Ottawa, March 7, 2001 — VCR Inc. announced, in its third annual report to its Council of Champions, that “Canada’s greenhouse gas (GHG) emissions trend line will continue to decelerate as entities capitalize on new opportunities to reduce their individual GHG emissions.”
The non-profit, stand-alone corporation maintains a registry of action plans from more than 760 Canadian organizations committed to voluntarily lower greenhouse gas emissions through documented actions. Its 2000 annual report states that Canada’s 1998 GHG emissions inventory confirms that this trend is continuing.
“In spite of experiencing growth in Gross Domestic Product (GDP) well in excess of that projected when developing projections for GHG emissions under a “Policy as Usual” scenario, Canadians were able to reduce their GHG emissions to a level below that forecast,” the report maintains.

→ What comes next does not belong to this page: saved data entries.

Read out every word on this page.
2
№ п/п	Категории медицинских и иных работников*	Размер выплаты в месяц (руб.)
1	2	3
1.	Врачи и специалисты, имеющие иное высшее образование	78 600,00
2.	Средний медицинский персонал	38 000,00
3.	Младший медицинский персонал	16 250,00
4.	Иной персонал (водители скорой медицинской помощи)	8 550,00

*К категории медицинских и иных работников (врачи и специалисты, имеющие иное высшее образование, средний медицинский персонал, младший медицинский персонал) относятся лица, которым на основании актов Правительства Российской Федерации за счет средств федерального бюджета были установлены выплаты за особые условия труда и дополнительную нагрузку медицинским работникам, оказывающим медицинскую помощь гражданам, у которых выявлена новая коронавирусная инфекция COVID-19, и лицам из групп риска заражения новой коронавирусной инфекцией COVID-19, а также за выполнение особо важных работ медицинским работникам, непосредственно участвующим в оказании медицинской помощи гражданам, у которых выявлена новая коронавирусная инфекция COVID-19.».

75% of the GHG emissions associated with all Canadian organizations from emission-related economic sectors are represented within the VCR Inc. Challenge Registry.

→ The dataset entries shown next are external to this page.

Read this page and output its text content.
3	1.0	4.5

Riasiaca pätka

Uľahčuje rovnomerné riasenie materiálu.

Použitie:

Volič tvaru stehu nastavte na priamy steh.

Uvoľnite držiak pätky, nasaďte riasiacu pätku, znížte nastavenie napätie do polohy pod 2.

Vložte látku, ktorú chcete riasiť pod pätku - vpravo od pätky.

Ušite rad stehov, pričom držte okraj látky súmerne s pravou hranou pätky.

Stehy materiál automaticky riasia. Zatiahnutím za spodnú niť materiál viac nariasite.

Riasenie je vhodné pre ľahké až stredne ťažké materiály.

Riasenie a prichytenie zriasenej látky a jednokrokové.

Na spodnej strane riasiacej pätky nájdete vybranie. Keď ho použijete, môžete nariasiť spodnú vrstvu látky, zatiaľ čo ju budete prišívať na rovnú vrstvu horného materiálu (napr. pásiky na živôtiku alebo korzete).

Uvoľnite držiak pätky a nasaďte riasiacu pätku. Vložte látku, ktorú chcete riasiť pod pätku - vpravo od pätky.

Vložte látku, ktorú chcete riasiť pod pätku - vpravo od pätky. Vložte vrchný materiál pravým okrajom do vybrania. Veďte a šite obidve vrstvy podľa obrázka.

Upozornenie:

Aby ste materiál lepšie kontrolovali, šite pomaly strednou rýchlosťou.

Robert Flemington, VCR Inc. president, says “This year’s annual report features organizations from most sectors of the Canadian economy. Many have reduced their GHGs significantly. For example, the Canadian pulp and paper industry states that since 1990 its members have decreased GHG emissions voluntarily by 19.3% on an absolute basis (total emissions) and by 33.4% on a specific basis (emissions per tonne of product).”

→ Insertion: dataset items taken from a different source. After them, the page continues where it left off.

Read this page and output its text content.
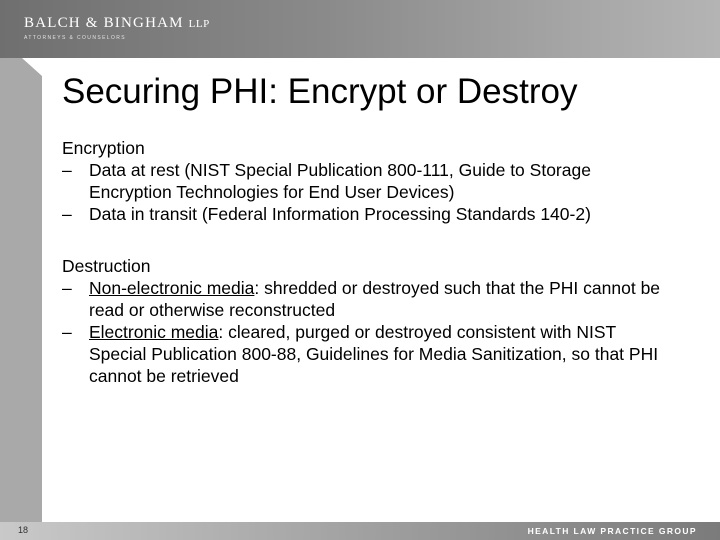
BALCH & BINGHAM LLP
ATTORNEYS & COUNSELORS
Securing PHI: Encrypt or Destroy

Encryption

– Data at rest (NIST Special Publication 800-111, Guide to Storage Encryption Technologies for End User Devices)

– Data in transit (Federal Information Processing Standards 140-2)

Destruction

– Non-electronic media: shredded or destroyed such that the PHI cannot be read or otherwise reconstructed

– Electronic media: cleared, purged or destroyed consistent with NIST Special Publication 800-88, Guidelines for Media Sanitization, so that PHI cannot be retrieved

18	HEALTH LAW PRACTICE GROUP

Other economic sectors cited in the report include: electric utilities; upstream oil and gas; downstream petroleum; textiles; energy pipelines; colleges; universities; municipalities; health services; governments, coal; and manufacturing and metal mining.
Voluntary Challenge and Registry (VCR Inc.) is a not-for-profit, partnership between the private sector and governments across Canada. Its purpose is to encourage organizations from all sectors of Canada’s economy to voluntarily provide greater accountability for their GHG generation and reduction.
Greenhouse gases are those generated into the atmosphere during everyday economic activity by all sectors of our economy, and include: carbon dioxide, nitrous oxide, methane, hydrofluorocarbons, perfluorocarbons and sulphur hexafluoride. They are widely believed to contribute to global warming and climatic changes.
Note: This 3rd Annual Report can be found at www.vcr-mvr.ca.